It’s All the Same, Just Different
Computer forensic experts, judges, lawyers, and eDiscovery practitioners alike are all facing the next big challenge when dealing with ESI. On one level, the new cloud infrastructure seems to hold a dizzying array of both promise and risks. On the other hand, some will argue that the cloud paradigm really does not change anything at all. In the end, both opinions are somewhat correct: eDiscovery and regulatory compliance issues are all fundamentally the same, but the cloud medium does threaten to pose a range of tactical and strategic challenges.
There is an issue that's looming that hasn't really been discussed or addressed yet. That is the role of governance for companies that are consuming the services versus the role of governance for companies that are providing the services. — Joe McKendrick, Independent Analyst and ZDNet Blogger (Gardner, 2009)
Before diving right into the details surrounding cloud computing and the associated electronic challenges, it is worthwhile to examine where this relatively new discipline fits into the larger information governance infrastructure, as a discipline. While many of these definitions are still evolving, Gartner proffers the following definition regarding information governance:
Information governance is the specification of decision rights and an accountability framework to encourage desirable behavior in the valuation, creation, storage, use, archival and deletion of information. It includes the processes, roles, standards and metrics that ensure the effective and efficient use of information in enabling an organization to achieve its goals (Gartner, 2009).
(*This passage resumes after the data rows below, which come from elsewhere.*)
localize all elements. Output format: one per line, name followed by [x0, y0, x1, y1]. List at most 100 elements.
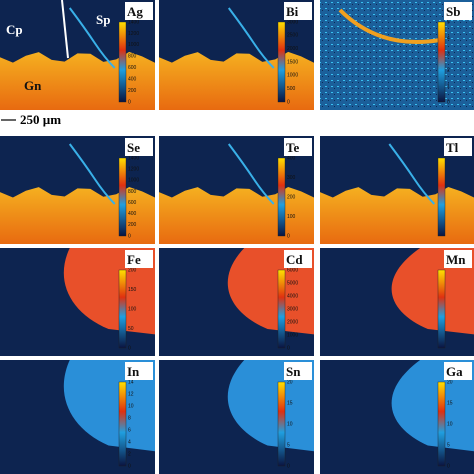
colorbar-tick: 10	[287, 421, 293, 427]
colorbar-tick: 400	[128, 76, 137, 82]
colorbar-tick: 4	[128, 439, 131, 445]
scale-label: 250 µm	[20, 112, 61, 127]
colorbar-tick: 200	[287, 194, 296, 200]
colorbar-tick: 100	[128, 306, 137, 312]
element-label: Se	[127, 140, 140, 155]
colorbar-tick: 0	[287, 99, 290, 105]
colorbar-tick: 8	[128, 415, 131, 421]
label-box	[125, 250, 153, 268]
colorbar-tick: 1400	[128, 155, 139, 161]
colorbar-tick: 15	[287, 400, 293, 406]
colorbar-tick: 15	[447, 400, 453, 406]
colorbar-tick: 800	[128, 189, 137, 195]
galena-zone	[159, 51, 314, 110]
colorbar-tick: 1400	[128, 19, 139, 25]
label-box	[125, 362, 153, 380]
colorbar-tick: 600	[128, 65, 137, 71]
colorbar-tick: 10	[447, 421, 453, 427]
sphalerite-zone	[227, 248, 314, 335]
colorbar-tick: 2000	[287, 319, 298, 325]
colorbar-tick: 20	[287, 379, 293, 385]
vein	[388, 143, 436, 205]
colorbar-tick: 1000	[128, 42, 139, 48]
vein	[338, 8, 441, 44]
colorbar-tick: 50	[128, 326, 134, 332]
colorbar-tick: 1000	[287, 73, 298, 79]
colorbar	[277, 157, 286, 237]
colorbar-tick: 0	[287, 233, 290, 239]
label-box	[125, 138, 153, 156]
colorbar-tick: 0	[447, 99, 450, 105]
mineral-label: Sp	[96, 12, 110, 27]
mineral-label: Cp	[6, 22, 23, 37]
vein	[227, 143, 275, 205]
colorbar-tick: 0	[128, 345, 131, 351]
colorbar-tick: 1500	[287, 59, 298, 65]
galena-zone	[320, 186, 474, 244]
colorbar-tick: 600	[128, 200, 137, 206]
colorbar	[437, 21, 446, 103]
colorbar-tick: 1200	[128, 166, 139, 172]
colorbar-tick: 5	[287, 442, 290, 448]
mineral-label: Gn	[24, 78, 42, 93]
label-box	[444, 362, 472, 380]
colorbar	[277, 269, 286, 349]
colorbar-tick: 0	[128, 233, 131, 239]
colorbar-tick: 14	[128, 379, 134, 385]
colorbar-tick: 6000	[287, 267, 298, 273]
colorbar-tick: 4	[447, 35, 450, 41]
element-label: Bi	[286, 4, 299, 19]
colorbar	[437, 381, 446, 467]
element-label: Tl	[446, 140, 459, 155]
sphalerite-zone	[63, 360, 155, 452]
element-label: In	[127, 364, 140, 379]
colorbar-tick: 1000	[287, 332, 298, 338]
galena-zone	[0, 186, 155, 244]
label-box	[284, 2, 312, 20]
sphalerite-zone	[227, 360, 314, 452]
sphalerite-zone	[391, 248, 474, 335]
colorbar-tick: 400	[128, 211, 137, 217]
element-label: Te	[286, 140, 299, 155]
colorbar-tick: 3000	[287, 19, 298, 25]
galena-zone	[0, 51, 155, 110]
colorbar-tick: 2000	[287, 46, 298, 52]
section-line	[61, 0, 69, 59]
vein	[68, 7, 116, 69]
colorbar-tick: 150	[128, 287, 137, 293]
label-box	[444, 138, 472, 156]
colorbar-tick: 1000	[128, 178, 139, 184]
element-label: Sb	[446, 4, 460, 19]
colorbar-tick: 0	[128, 99, 131, 105]
colorbar-tick: 2	[447, 67, 450, 73]
colorbar-tick: 100	[287, 214, 296, 220]
colorbar-tick: 300	[287, 175, 296, 181]
colorbar	[437, 157, 446, 237]
sphalerite-zone	[63, 248, 155, 335]
colorbar-tick: 0	[287, 345, 290, 351]
element-label: Ag	[127, 4, 143, 19]
colorbar	[118, 157, 127, 237]
colorbar-tick: 400	[287, 155, 296, 161]
colorbar-tick: 2500	[287, 33, 298, 39]
colorbar-tick: 12	[128, 391, 134, 397]
colorbar-tick: 3000	[287, 306, 298, 312]
label-box	[284, 362, 312, 380]
colorbar-tick: 1200	[128, 31, 139, 37]
colorbar-tick: 4000	[287, 293, 298, 299]
colorbar-tick: 200	[128, 222, 137, 228]
sphalerite-zone	[391, 360, 474, 452]
element-label: Fe	[127, 252, 141, 267]
colorbar-tick: 6	[128, 427, 131, 433]
element-label: Cd	[286, 252, 303, 267]
element-label: Ga	[446, 364, 463, 379]
label-box	[444, 2, 472, 20]
colorbar-tick: 5000	[287, 280, 298, 286]
colorbar-tick: 200	[128, 88, 137, 94]
colorbar-tick: 800	[128, 54, 137, 60]
label-box	[125, 2, 153, 20]
colorbar	[437, 269, 446, 349]
colorbar-tick: 5	[447, 19, 450, 25]
colorbar-tick: 0	[128, 463, 131, 469]
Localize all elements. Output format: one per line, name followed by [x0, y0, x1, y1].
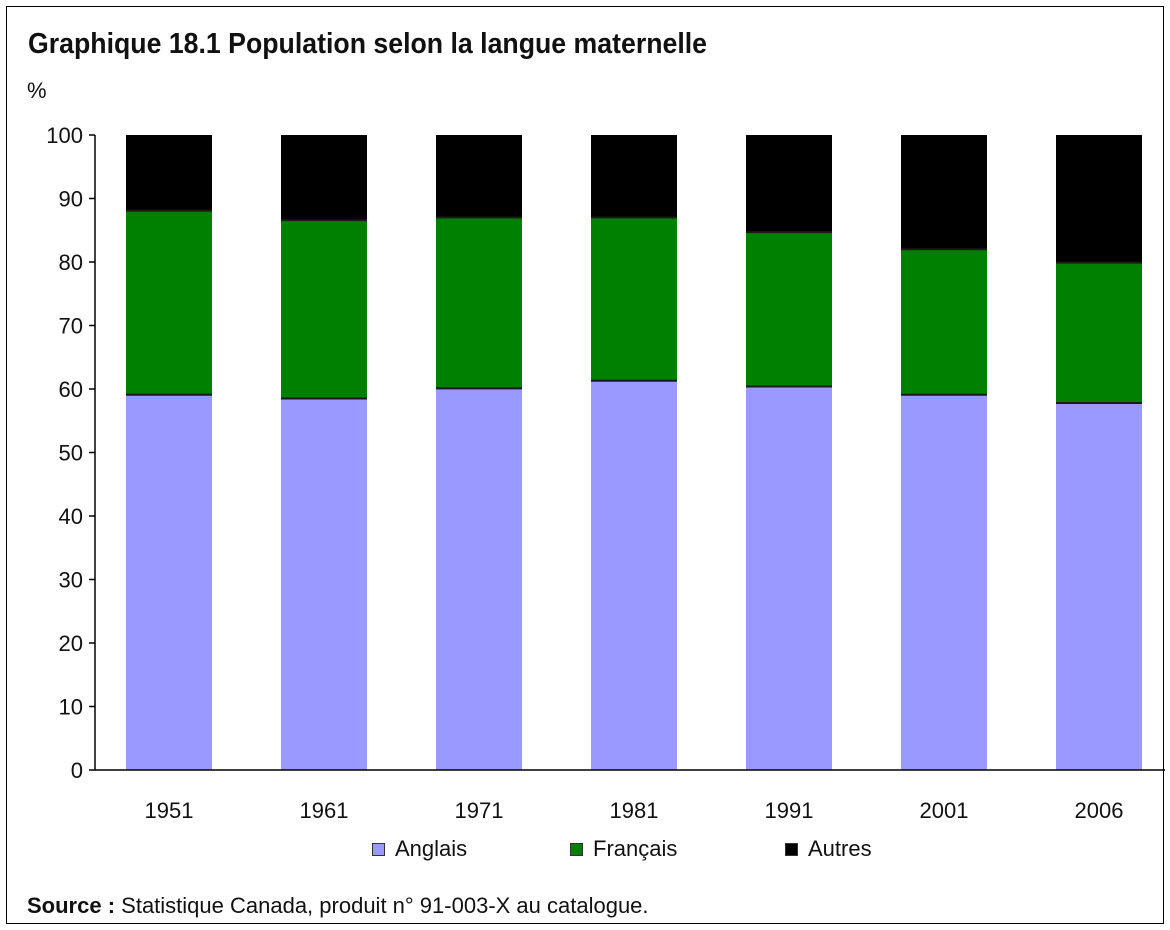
y-tick-label: 40	[59, 504, 83, 529]
y-tick-label: 60	[59, 377, 83, 402]
legend-item: Autres	[785, 836, 872, 862]
bar-anglais-1961	[281, 398, 367, 770]
source-text: Statistique Canada, produit n° 91-003-X …	[121, 893, 649, 918]
chart-title: Graphique 18.1 Population selon la langu…	[28, 28, 708, 60]
y-tick-label: 80	[59, 250, 83, 275]
legend-swatch	[372, 842, 385, 856]
y-tick-label: 50	[59, 441, 83, 466]
bar-anglais-1951	[126, 394, 212, 770]
legend-label: Autres	[808, 836, 872, 861]
y-tick-label: 30	[59, 568, 83, 593]
legend-swatch	[570, 842, 583, 856]
x-tick-label: 1991	[765, 798, 814, 823]
bar-franais-2001	[901, 249, 987, 395]
y-tick-label: 20	[59, 631, 83, 656]
source-label: Source :	[27, 893, 116, 918]
bar-anglais-1971	[436, 388, 522, 770]
legend-swatch	[785, 842, 798, 856]
bar-autres-1991	[746, 135, 832, 233]
x-tick-label: 1961	[300, 798, 349, 823]
bar-anglais-1991	[746, 386, 832, 770]
bar-franais-1951	[126, 210, 212, 395]
legend-item: Français	[570, 836, 677, 862]
y-tick-label: 100	[46, 123, 83, 148]
bar-franais-1991	[746, 232, 832, 387]
legend-label: Français	[593, 836, 678, 861]
y-tick-label: 10	[59, 695, 83, 720]
legend: Anglais Français Autres	[0, 836, 1170, 866]
bar-autres-1971	[436, 135, 522, 218]
bar-autres-1951	[126, 135, 212, 211]
legend-label: Anglais	[395, 836, 468, 861]
bar-franais-1961	[281, 220, 367, 399]
x-tick-label: 1971	[455, 798, 504, 823]
x-tick-label: 2001	[920, 798, 969, 823]
y-tick-label: 70	[59, 314, 83, 339]
bar-autres-2006	[1056, 135, 1142, 263]
y-axis-unit: %	[27, 78, 47, 103]
bar-anglais-2001	[901, 394, 987, 770]
x-tick-label: 1981	[610, 798, 659, 823]
bar-autres-1981	[591, 135, 677, 218]
bar-franais-1981	[591, 217, 677, 381]
y-tick-label: 0	[71, 758, 83, 783]
y-tick-label: 90	[59, 187, 83, 212]
legend-item: Anglais	[372, 836, 467, 862]
source-note: Source : Statistique Canada, produit n° …	[27, 893, 649, 919]
bar-franais-1971	[436, 217, 522, 389]
x-tick-label: 1951	[145, 798, 194, 823]
bar-autres-1961	[281, 135, 367, 221]
bar-anglais-2006	[1056, 402, 1142, 770]
bar-franais-2006	[1056, 262, 1142, 403]
x-tick-label: 2006	[1075, 798, 1124, 823]
bar-autres-2001	[901, 135, 987, 250]
bar-anglais-1981	[591, 380, 677, 770]
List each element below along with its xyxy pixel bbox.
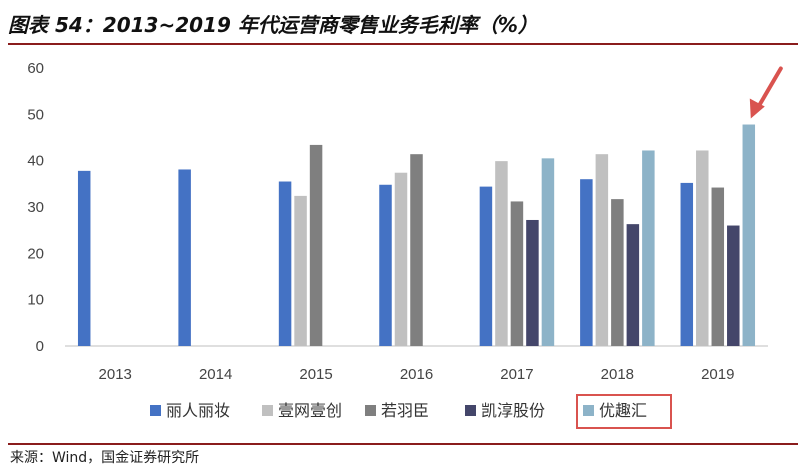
- bar-2018-优趣汇: [642, 150, 655, 346]
- legend-label: 优趣汇: [599, 401, 647, 420]
- y-tick-label: 40: [27, 153, 44, 170]
- bar-2017-优趣汇: [541, 158, 555, 346]
- bar-2017-若羽臣: [510, 201, 524, 346]
- title-divider: [8, 43, 798, 45]
- y-tick-label: 0: [36, 338, 44, 355]
- bar-2018-凯淳股份: [626, 224, 640, 346]
- legend-label: 凯淳股份: [481, 401, 545, 420]
- source-note: 来源：Wind，国金证券研究所: [10, 450, 200, 466]
- bar-2018-壹网壹创: [595, 154, 609, 346]
- x-tick-label: 2016: [400, 366, 433, 383]
- bar-2016-壹网壹创: [394, 172, 408, 346]
- x-tick-label: 2013: [99, 366, 132, 383]
- footer-divider: [8, 443, 798, 445]
- bar-2017-凯淳股份: [526, 219, 539, 346]
- y-tick-label: 60: [27, 60, 44, 77]
- bar-2014-丽人丽妆: [178, 169, 191, 346]
- bar-2017-丽人丽妆: [479, 186, 493, 346]
- bar-2019-若羽臣: [711, 187, 725, 346]
- bar-2018-丽人丽妆: [580, 179, 593, 346]
- x-tick-label: 2015: [299, 366, 332, 383]
- legend-swatch: [465, 405, 476, 416]
- arrow-head: [749, 98, 765, 119]
- bar-2018-若羽臣: [611, 199, 624, 346]
- y-tick-label: 20: [27, 245, 44, 262]
- bar-2017-壹网壹创: [495, 161, 508, 346]
- bar-2016-丽人丽妆: [379, 184, 392, 346]
- bar-2019-优趣汇: [742, 124, 756, 346]
- bar-2016-若羽臣: [410, 154, 423, 346]
- y-tick-label: 30: [27, 199, 44, 216]
- legend-swatch: [583, 405, 594, 416]
- bar-2019-丽人丽妆: [680, 182, 694, 346]
- legend-swatch: [150, 405, 161, 416]
- x-tick-label: 2019: [701, 366, 734, 383]
- bar-2015-丽人丽妆: [278, 181, 292, 346]
- legend-label: 若羽臣: [381, 401, 429, 420]
- bar-2019-壹网壹创: [696, 150, 709, 346]
- legend-label: 丽人丽妆: [166, 401, 230, 420]
- arrow-shaft: [754, 66, 783, 112]
- y-axis-ticks: 0 10 20 30 40 50 60: [27, 60, 44, 355]
- x-axis-ticks: 2013 2014 2015 2016 2017 2018 2019: [99, 366, 735, 383]
- chart-title: 图表 54：2013~2019 年代运营商零售业务毛利率（%）: [8, 13, 538, 37]
- legend-label: 壹网壹创: [278, 401, 342, 420]
- legend-highlight-box: [576, 394, 672, 429]
- bar-2015-若羽臣: [309, 144, 323, 346]
- y-tick-label: 10: [27, 292, 44, 309]
- x-tick-label: 2017: [500, 366, 533, 383]
- bar-2013-丽人丽妆: [77, 170, 91, 346]
- legend: 丽人丽妆 壹网壹创 若羽臣 凯淳股份 优趣汇: [150, 394, 672, 429]
- x-tick-label: 2018: [601, 366, 634, 383]
- bar-2015-壹网壹创: [294, 195, 307, 346]
- highlight-annotation: [749, 66, 783, 119]
- legend-swatch: [365, 405, 376, 416]
- bars: [77, 124, 756, 346]
- bar-2019-凯淳股份: [727, 225, 740, 346]
- x-tick-label: 2014: [199, 366, 232, 383]
- y-tick-label: 50: [27, 106, 44, 123]
- legend-swatch: [262, 405, 273, 416]
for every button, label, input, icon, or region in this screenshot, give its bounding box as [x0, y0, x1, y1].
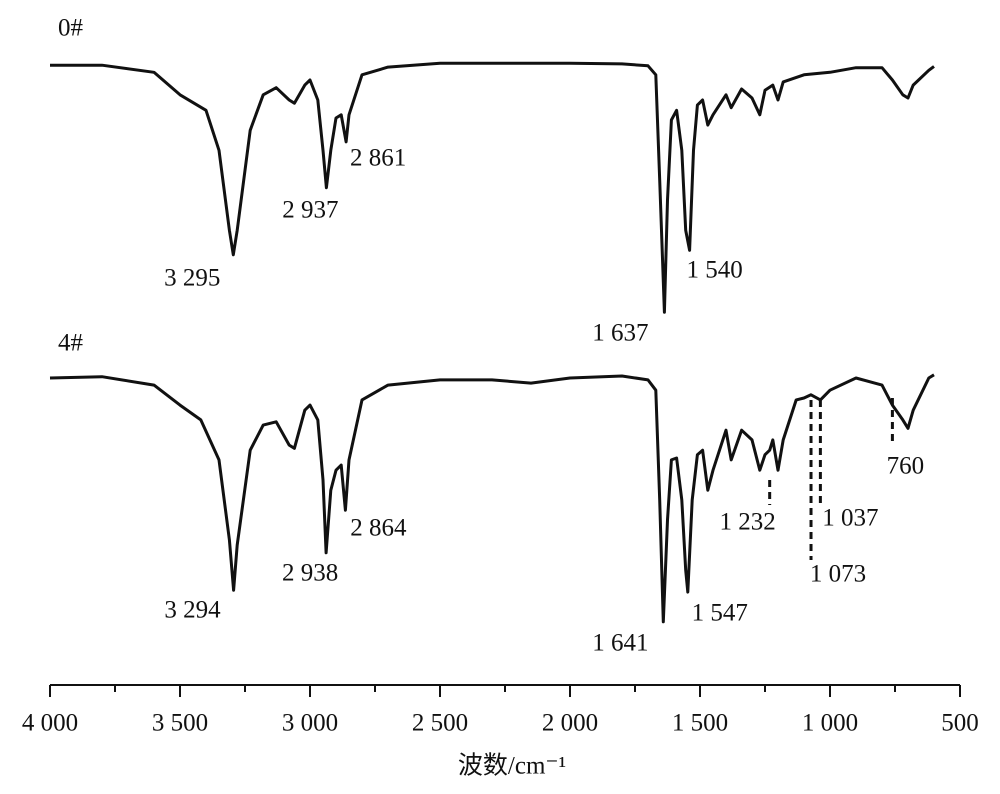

Similarly, the EDRM organization has attempted to abstract upwards to include notions of governance into their newly promulgated Information Governance Reference Model (IGRM) as shown in Figure 1, which purports to tie various legal duties to the underlying data assets (EDRM, 2011). The purpose is not to conduct a deep dive surrounding the IGRM but to show electronic discovery’s place in the larger landscape.
Figure 1. Information governance reference model (IGRM)2
Regardless of which larger information governance umbrella is selected, there are a wide range of applicable Records and Information Management (RIM) regimes that may apply to a given organization, depending on size, location, vertical orientation, and regulatory posture. These RIM imperatives include SEC Rule 17a-4, FINRA, Sarbanes-Oxley, HIPAA/HITECH, EU Data Protection Act, Stored Communications Act, State Privacy Protection Laws, Gramm-Leach-Bliley Act, Safe Harbor Rules, Dodd-Frank, etc. Beyond the above list there may ultimately be thousands of discrete mandates (at the local, state, and federal level) that govern how ESI must be retained and if and when it may be destroyed. Similar to electronic discovery, records management protocols are media independent and will almost universally apply to the content of the data asset, but not the media format or location.
Within this much larger information governance ecosystem, there exists the relatively new discipline of eDiscovery. Similar to the above discussion, the cloud storage paradigm does not fundamentally alter any obligations surrounding the legal duties, obligations, and requirements, but it may impact the tactics, costs, and speed at which such obligations can be met.